Баюн к тому моменту видел десятый сон. В царском тереме у него были свои покои и постель с теплой периной. Финист даже спрашивал, а спят ли звери в кроватях — может, на полу привычнее. Баюн над ним смеялся. Сразу видно, у человека никогда не было кошки. Это только в пословице волк всегда в лес смотрит, а на деле ни один зверь не променяет тепло очага на сырую землю. На перине Баюн и посапывал, раскинув лапы, когда в дверь постучали.

— А? — Рысь зевнул и тут же чихнул. — Что такое?

— Наместник требуют.

Да Вий его побери!

— Финист, — сказал Баюн, с полузакрытыми глазами входя в покои маршала, — у тебя сердца нет.

— Это не у меня, а у них! — Финист кивнул на блюдце с яблочком, где брызгал слюной Тугарин Змей.

— А в чем дело-то?

Оказалось, Тугарин затеял какое-то большое празднество. Что его укусило затеять это празднество прямо возле рубежей Тридевятого — Всеслав знает. Умом Тугарин никогда не отличался, зато наглости в нем было еще на двоих таких же. Он успел за время царствования Гороха уяснить, что русичи безответны, а ко смене власти еще не привык — или же пропустил ее мимо ушей. Пока берендеи голосили на всю степь и палили из пушек, порубежники молчали, но как только пушечное ядро рухнуло на землю Тридевятого, едва-едва не попав в домик для стражи, не выдержали. Оделись, взяли сабли, пошли выяснять, что творится. Берендеи же были основательно уже пьяными и посоветовали порубежникам отправляться на все четыре стороны. Русичи не стерпели, схватились за оружие. Успела пролиться кровь, прежде чем несколько берендеев, протрезвев и сообразив, бросились их разнимать. До смерти, к счастью, никто еще зарублен не был.

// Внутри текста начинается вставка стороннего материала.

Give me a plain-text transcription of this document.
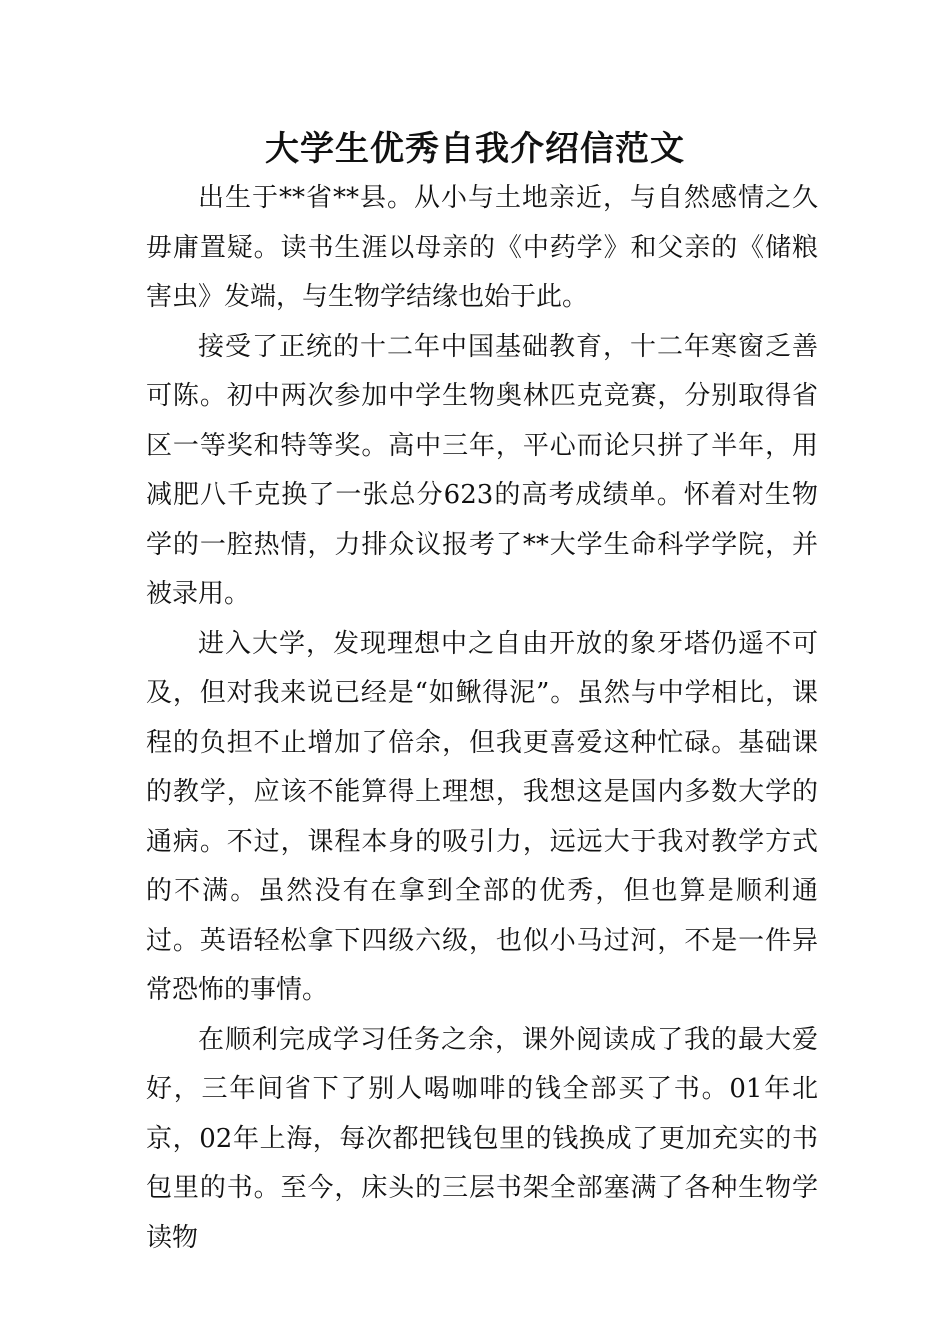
大学生优秀自我介绍信范文

出生于**省**县。从小与土地亲近，与自然感情之久毋庸置疑。读书生涯以母亲的《中药学》和父亲的《储粮害虫》发端，与生物学结缘也始于此。

接受了正统的十二年中国基础教育，十二年寒窗乏善可陈。初中两次参加中学生物奥林匹克竞赛，分别取得省区一等奖和特等奖。高中三年，平心而论只拼了半年，用减肥八千克换了一张总分623的高考成绩单。怀着对生物学的一腔热情，力排众议报考了**大学生命科学学院，并被录用。

进入大学，发现理想中之自由开放的象牙塔仍遥不可及，但对我来说已经是“如鳅得泥”。虽然与中学相比，课程的负担不止增加了倍余，但我更喜爱这种忙碌。基础课的教学，应该不能算得上理想，我想这是国内多数大学的通病。不过，课程本身的吸引力，远远大于我对教学方式的不满。虽然没有在拿到全部的优秀，但也算是顺利通过。英语轻松拿下四级六级，也似小马过河，不是一件异常恐怖的事情。

在顺利完成学习任务之余，课外阅读成了我的最大爱好，三年间省下了别人喝咖啡的钱全部买了书。01年北京，02年上海，每次都把钱包里的钱换成了更加充实的书包里的书。至今，床头的三层书架全部塞满了各种生物学读物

Ну что сделает после этого нормальный князек? Виновных покарает, перед соседями извинится. Но Тугарина нормальным не назовешь. Требует Финиста к ответу призвать, а порубежников княжеству выдать, чтобы головой перед берендеями ответили.

— Нянька его, что ли, роняла? — хмыкнул наместник.

— Тугарин у Заморья кормится, — сказал Баюн, — перед Микки Маусом на цырлах ходит. Мал клоп, да вонюч. Армию его без соли съесть можно, только он ведь заморцам в ножки упадет, и пойдут они его от нас защищать.

— Пущай идут. Мы их радушно встретим. Чтоб я еще перед каким-то Тугариным выплясывал?

— Так а от меня-то что требуется? — зевнул Баюн.

— Соколов туда отправь и последи, что берендеи делать будут.

— Что — всю ночь?

— Потом спать будешь, я тебе обещаю. Не могу же я завтра сонным дела решать.

Тьфу!

Пришлось сидеть у волшебного зеркала, смотреть через соколиные глаза. Чтоб не уснуть, Баюн то и дело кусал себя за лапу. Ум его бродил далеко. Эх, выслать бы соколов облететь все моря и окияны, пусть найдут остров Руян. Должен ведь он где-то быть. Баюн начал клевать носом, но тут же опомнился, хватил себя за лапу до крови, еще и головой о край зеркала для верности стукнулся. Елена Премудрая, небось, его бы не стала нежданно-негаданно в дозор сажать, а сама спать идти. Снова представил рысь хрустальный гроб и рыжую деву. Сколько ей лет — непонятно. Лицо гладкое, свежее, а все-таки не скажешь, что юное. Улыбка еле уловимая на губах. Гроб стоит в темном каменном зале. Потолок высоко. В стенах глубокие ниши. Не открывая глаз, простирает Елена руку и пальцем манит Баюна: иди сюда.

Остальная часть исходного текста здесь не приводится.